Here, via email, we hear from "Chicago Fire" star Yuri Sardarov, who can currently be seen in Jean Anouilh's Becket, the 1961 Tony Award winner for Best Play, at the East Village’s Gene Frankel Theatre.
What show recently impressed you?
I saw the sirs [Ian] McKellen and [Patrick] Stewart do Godot a few months back. I've never witnessed a more technically proficient performance in my life. Their voices resonated so effortlessly. [Stephen] Colbert was sitting in front of me, the back of his head seemed as mesmerized as I was. When the Tony nominations were revealed, I was amazed that they'd received exactly zero of them. There's something to be said about taking such subtle, existential dread and making it so painfully hysterical. It takes a special sort of nihilist.
What production are you most excited to see?
I'm currently struggling to find sensibly priced tickets to Branagh's Macbeth. I just can't get over the fact that this is his New York debut. Get out of here! He's Kenneth Branagh. The closest living embodiment of Shakespeare himself. If only someone had an extra... Can I post my number in this thing?
What play/musical would you most like to revive on Broadway, and which role would you want to play?
Around the time we decided on our current show, we had kicked around the idea of doing True West. Switching roles. The whole shebang. Whatever the next piece is, I know I'll have a good reason to take part. It would have to be a Shepard or Samuel Beckett. Or Pinter. Or Mamet. God, I don't know. I'm terrible at picking things like this; I've simply been lucky enough to surround myself with more level-headed friends. And, there's really nothing like working with them. The brunt of us graduated from the University of Michigan, and we just couldn't get rid of each other. There's an innate sense of joy that comes from knowing our latent chemistry is always available when we decide to take up a project.
Becket (no relation to Samuel) by Jean Anouilh. The true(ish) story of the relationship and eventual fallout of King Henry II and and his trusted confidant, Thomas Becket. It's such a beautiful, heartbreaking tale. And, it's never been done the way we're presenting it. I know everyone says that, but we took the time to check. Dramaturgically, this is a minted original. Instead of 30 actors, we have 8. And, aside from Pomme Koch and I playing Henry and Becket, people are zipping on and off, changing costumes and characters seamlessly and poignantly.
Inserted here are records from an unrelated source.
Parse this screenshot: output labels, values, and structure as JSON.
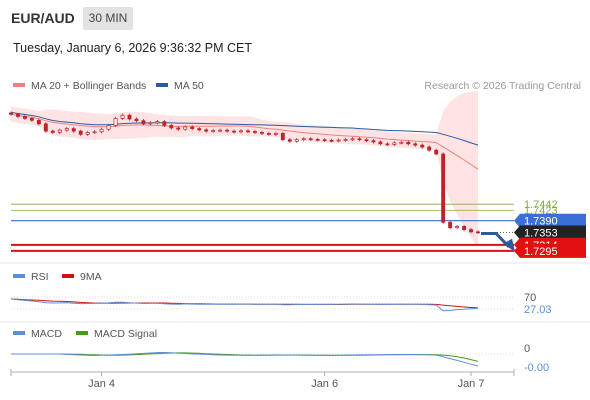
{
  "header": {
    "symbol": "EUR/AUD",
    "timeframe": "30 MIN",
    "datetime": "Tuesday, January 6, 2026 9:36:32 PM CET"
  },
  "legend": {
    "ma20_label": "MA 20 + Bollinger Bands",
    "ma50_label": "MA 50",
    "copyright": "Research © 2026 Trading Central",
    "rsi_label": "RSI",
    "rsi_ma_label": "9MA",
    "macd_label": "MACD",
    "macd_signal_label": "MACD Signal"
  },
  "colors": {
    "ma20": "#f08080",
    "ma50": "#2c5a9c",
    "bollinger_fill": "#fde3e3",
    "candle": "#c0222a",
    "resistance": "#7fae3c",
    "pivot": "#3a6fd8",
    "last_price_bg": "#222222",
    "support": "#e01010",
    "rsi": "#5b8ed6",
    "rsi_ma": "#d01010",
    "macd": "#5b8ed6",
    "macd_signal": "#4a9a1a"
  },
  "chart_data": {
    "type": "candlestick",
    "x_tick_labels": [
      "Jan 4",
      "Jan 6",
      "Jan 7"
    ],
    "ylim": [
      1.726,
      1.777
    ],
    "closes": [
      1.7725,
      1.7718,
      1.7712,
      1.7706,
      1.7695,
      1.7672,
      1.7668,
      1.7675,
      1.768,
      1.7672,
      1.7662,
      1.7668,
      1.767,
      1.7678,
      1.769,
      1.7712,
      1.7722,
      1.771,
      1.7705,
      1.7695,
      1.7698,
      1.7702,
      1.769,
      1.7682,
      1.7678,
      1.7685,
      1.768,
      1.7676,
      1.7672,
      1.7674,
      1.7675,
      1.7672,
      1.767,
      1.7673,
      1.7671,
      1.7668,
      1.7665,
      1.7662,
      1.7665,
      1.7645,
      1.764,
      1.7645,
      1.7648,
      1.7646,
      1.7645,
      1.7643,
      1.7642,
      1.7644,
      1.7646,
      1.7648,
      1.7645,
      1.7642,
      1.7638,
      1.7632,
      1.763,
      1.7635,
      1.7637,
      1.7632,
      1.7628,
      1.7622,
      1.7612,
      1.76,
      1.7385,
      1.7368,
      1.7372,
      1.7362,
      1.7355,
      1.7353
    ],
    "levels": [
      {
        "label": "1.7442",
        "role": "resistance"
      },
      {
        "label": "1.7423",
        "role": "resistance"
      },
      {
        "label": "1.7390",
        "role": "pivot"
      },
      {
        "label": "1.7353",
        "role": "last"
      },
      {
        "label": "1.7314",
        "role": "support"
      },
      {
        "label": "1.7295",
        "role": "support"
      }
    ],
    "rsi_axis_labels": [
      "70",
      "27.03"
    ],
    "macd_axis_labels": [
      "0",
      "-0.00"
    ],
    "legend_position": "top-left",
    "grid": false
  }
}
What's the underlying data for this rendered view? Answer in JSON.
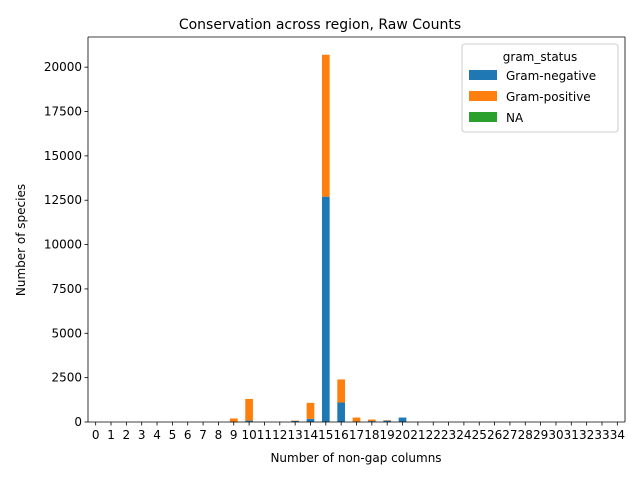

We've taken a four-act historical epic and have transformed it, all pieces intact, into a more direct and accessible tale about friendship.
This has been a coming home for me to the stage. It's where I was reared, and after a few years of working on camera, I can't express how excited and terrified I am to be back. As Becket states early on in the play, "One must gamble with one's life to feel alive."